Sobald der erste Frost eingetroffen ist, wird es Zeit, Ihre Geranien richtig zu überwintern. Eine alte Gärtnerregel besagt, dass Sie damit so spät wie möglich anfangen sollten. Aber wenn der Winter richtig Einzug hält, sollten Sie handeln, damit Sie im Frühjahr wieder Spaß an Ihren Geranien haben.

Geranien auf den Winter vorbereiten

  • Haben Sie Ihre Geranien in einen Topf oder Balkonkasten gepflanzt, dürfen sie auch dort bleiben. Sie können Sie aber auch aus der Erde befreien und locker mit der Wurzel in einen anderen Topf stellen.
  • Die Pflanzen sollten von ihren Blättern und faulen Stellen befreit werden, ansonsten können sie von Pilzkrankheiten befallen werden.
  • Schneiden Sie die Geranien bis auf ca. 15 cm herunter. Nach dem Winter werden sie wieder anfangen zu blühen.

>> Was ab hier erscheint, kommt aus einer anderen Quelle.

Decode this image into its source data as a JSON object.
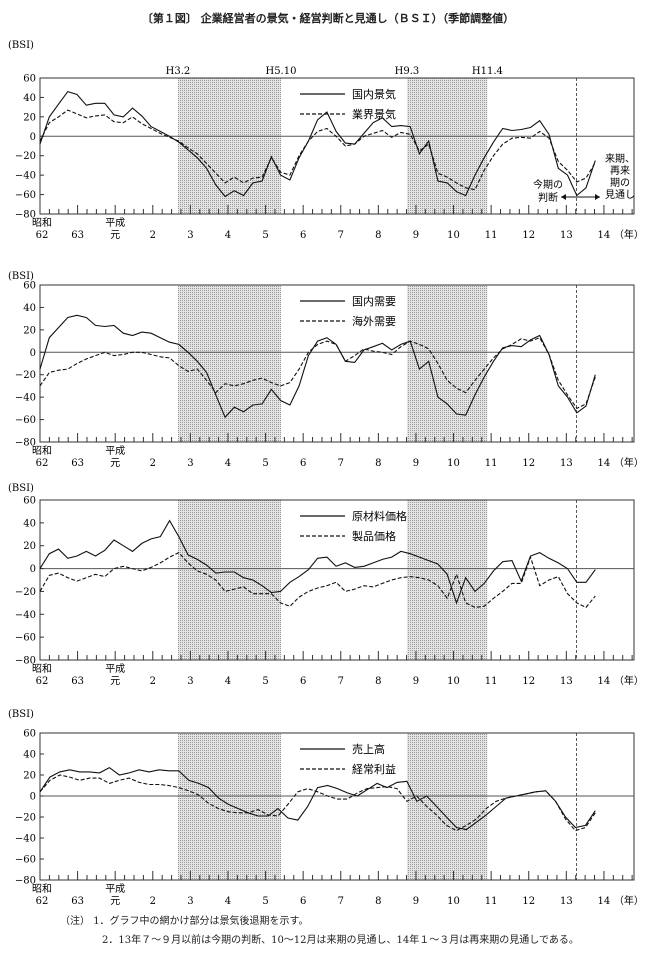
{
  "title": "〔第１図〕 企業経営者の景気・経営判断と見通し（ＢＳＩ）（季節調整値）",
  "x_axis": {
    "tick_labels": [
      "62",
      "63",
      "元",
      "2",
      "3",
      "4",
      "5",
      "6",
      "7",
      "8",
      "9",
      "10",
      "11",
      "12",
      "13",
      "14"
    ],
    "era_labels": {
      "showa": "昭和",
      "heisei": "平成"
    },
    "unit": "（年）",
    "frequency": "quarterly",
    "range": [
      0,
      15.8
    ]
  },
  "y_axis": {
    "label": "(BSI)",
    "ticks": [
      60,
      40,
      20,
      0,
      -20,
      -40,
      -60,
      -80
    ],
    "ylim": [
      -80,
      60
    ]
  },
  "recession_periods": [
    {
      "start_label": "H3.2",
      "end_label": "H5.10",
      "start": 3.67,
      "end": 6.41
    },
    {
      "start_label": "H9.3",
      "end_label": "H11.4",
      "start": 9.76,
      "end": 11.9
    }
  ],
  "forecast_divider": 14.27,
  "forecast_annotation": {
    "left": "今期の判断",
    "right": "来期、再来期の見通し"
  },
  "chart_data": [
    {
      "type": "line",
      "series": [
        {
          "name": "国内景気",
          "style": "solid",
          "values": [
            -8,
            20,
            33,
            46,
            43,
            32,
            34,
            34,
            22,
            20,
            29,
            21,
            10,
            5,
            0,
            -6,
            -14,
            -22,
            -33,
            -50,
            -62,
            -56,
            -61,
            -48,
            -46,
            -21,
            -40,
            -45,
            -22,
            -5,
            17,
            25,
            5,
            -7,
            -8,
            3,
            14,
            19,
            10,
            11,
            10,
            -18,
            -5,
            -46,
            -48,
            -57,
            -61,
            -40,
            -22,
            -6,
            8,
            6,
            7,
            9,
            16,
            2,
            -33,
            -40,
            -61,
            -53,
            -25
          ]
        },
        {
          "name": "業界景気",
          "style": "dashed",
          "values": [
            -5,
            14,
            20,
            27,
            23,
            19,
            21,
            22,
            15,
            14,
            20,
            13,
            8,
            3,
            -1,
            -5,
            -12,
            -18,
            -28,
            -38,
            -48,
            -42,
            -48,
            -43,
            -42,
            -22,
            -37,
            -40,
            -20,
            -5,
            5,
            8,
            0,
            -10,
            -8,
            0,
            3,
            6,
            -1,
            4,
            2,
            -15,
            -8,
            -38,
            -42,
            -48,
            -53,
            -55,
            -35,
            -20,
            -8,
            -2,
            -1,
            -2,
            5,
            -2,
            -26,
            -35,
            -47,
            -43,
            -27
          ]
        }
      ]
    },
    {
      "type": "line",
      "series": [
        {
          "name": "国内需要",
          "style": "solid",
          "values": [
            -15,
            13,
            22,
            31,
            33,
            31,
            24,
            23,
            24,
            17,
            15,
            18,
            17,
            13,
            9,
            7,
            0,
            -8,
            -18,
            -38,
            -58,
            -49,
            -53,
            -47,
            -46,
            -33,
            -43,
            -47,
            -30,
            -3,
            10,
            13,
            7,
            -8,
            -9,
            2,
            5,
            8,
            2,
            7,
            10,
            -15,
            -8,
            -40,
            -46,
            -55,
            -56,
            -38,
            -22,
            -8,
            4,
            6,
            5,
            11,
            15,
            -2,
            -30,
            -40,
            -54,
            -48,
            -20
          ]
        },
        {
          "name": "海外需要",
          "style": "dashed",
          "values": [
            -30,
            -18,
            -16,
            -15,
            -10,
            -6,
            -3,
            0,
            -3,
            -2,
            0,
            0,
            -2,
            -4,
            -5,
            -12,
            -17,
            -15,
            -25,
            -36,
            -28,
            -30,
            -28,
            -25,
            -23,
            -27,
            -30,
            -27,
            -15,
            0,
            7,
            10,
            7,
            -8,
            -3,
            3,
            1,
            0,
            -2,
            5,
            10,
            7,
            3,
            -10,
            -25,
            -32,
            -36,
            -25,
            -15,
            -5,
            3,
            7,
            12,
            10,
            13,
            -2,
            -25,
            -38,
            -50,
            -46,
            -22
          ]
        }
      ]
    },
    {
      "type": "line",
      "series": [
        {
          "name": "原材料価格",
          "style": "solid",
          "values": [
            0,
            13,
            17,
            9,
            11,
            15,
            11,
            16,
            25,
            20,
            15,
            22,
            26,
            28,
            42,
            28,
            12,
            8,
            3,
            -4,
            -3,
            -3,
            -8,
            -10,
            -15,
            -21,
            -20,
            -12,
            -7,
            -1,
            9,
            10,
            2,
            5,
            1,
            2,
            5,
            8,
            10,
            15,
            13,
            10,
            7,
            4,
            -5,
            -30,
            -8,
            -20,
            -13,
            -2,
            6,
            7,
            -11,
            11,
            14,
            9,
            5,
            0,
            -12,
            -12,
            -1
          ]
        },
        {
          "name": "製品価格",
          "style": "dashed",
          "values": [
            -20,
            -6,
            -4,
            -8,
            -11,
            -8,
            -5,
            -7,
            0,
            2,
            0,
            -2,
            1,
            5,
            10,
            14,
            5,
            -2,
            -5,
            -10,
            -20,
            -18,
            -16,
            -22,
            -22,
            -22,
            -30,
            -33,
            -25,
            -20,
            -17,
            -15,
            -12,
            -20,
            -18,
            -15,
            -16,
            -13,
            -10,
            -8,
            -7,
            -8,
            -10,
            -15,
            -26,
            -5,
            -30,
            -34,
            -33,
            -26,
            -20,
            -13,
            -13,
            10,
            -15,
            -10,
            -7,
            -22,
            -30,
            -34,
            -24
          ]
        }
      ]
    },
    {
      "type": "line",
      "series": [
        {
          "name": "売上高",
          "style": "solid",
          "values": [
            4,
            18,
            23,
            25,
            23,
            23,
            22,
            27,
            20,
            22,
            25,
            23,
            25,
            24,
            24,
            15,
            12,
            8,
            -2,
            -8,
            -12,
            -16,
            -19,
            -19,
            -12,
            -21,
            -23,
            -10,
            8,
            10,
            7,
            3,
            0,
            6,
            12,
            8,
            13,
            14,
            -5,
            0,
            -10,
            -20,
            -30,
            -32,
            -25,
            -18,
            -10,
            -2,
            0,
            2,
            4,
            5,
            -5,
            -20,
            -30,
            -28,
            -14
          ]
        },
        {
          "name": "経常利益",
          "style": "dashed",
          "values": [
            4,
            15,
            20,
            18,
            15,
            17,
            17,
            12,
            15,
            17,
            13,
            11,
            11,
            10,
            8,
            5,
            1,
            -7,
            -12,
            -15,
            -16,
            -16,
            -13,
            -18,
            -19,
            -8,
            4,
            7,
            4,
            0,
            -3,
            -3,
            3,
            7,
            8,
            9,
            7,
            -5,
            0,
            -10,
            -18,
            -28,
            -33,
            -28,
            -22,
            -12,
            -5,
            -2,
            0,
            2,
            4,
            5,
            -5,
            -22,
            -33,
            -30,
            -16
          ]
        }
      ]
    }
  ],
  "notes": {
    "prefix": "（注）",
    "items": [
      "1．グラフ中の網かけ部分は景気後退期を示す。",
      "2．13年７～９月以前は今期の判断、10～12月は来期の見通し、14年１～３月は再来期の見通しである。"
    ]
  }
}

Die Pflanzen richtig überwintern

  • Geranien möchten im Winter einen relativ kühlen Platz bekommen. Es ist auch möglich, sie im Keller oder in einem Gewächshaus zu überwintern. Die Temperatur sollte allerdings nur 10-15 Grad betragen.
  • Sie brauchen wenig Wasser. Die Erde sollte lieber etwas zu trocken als zu matschig sein. Vergessen Sie jedoch grundsätzlich nicht das Bewässern im Winter.

Geranien im Garten überwintern

  • Geranien sollten vorbeugend in der Nähe des Hauses gepflanzt werden. Sie sollten vor kaltem Wind und Durchzug geschützt werden.
  • Es wird empfohlen, sie erst nach den Eisheiligen zu pflanzen. Im Winter können Sie als Frostschutz Blätter oder Stroh um die Wurzeln herum verteilen.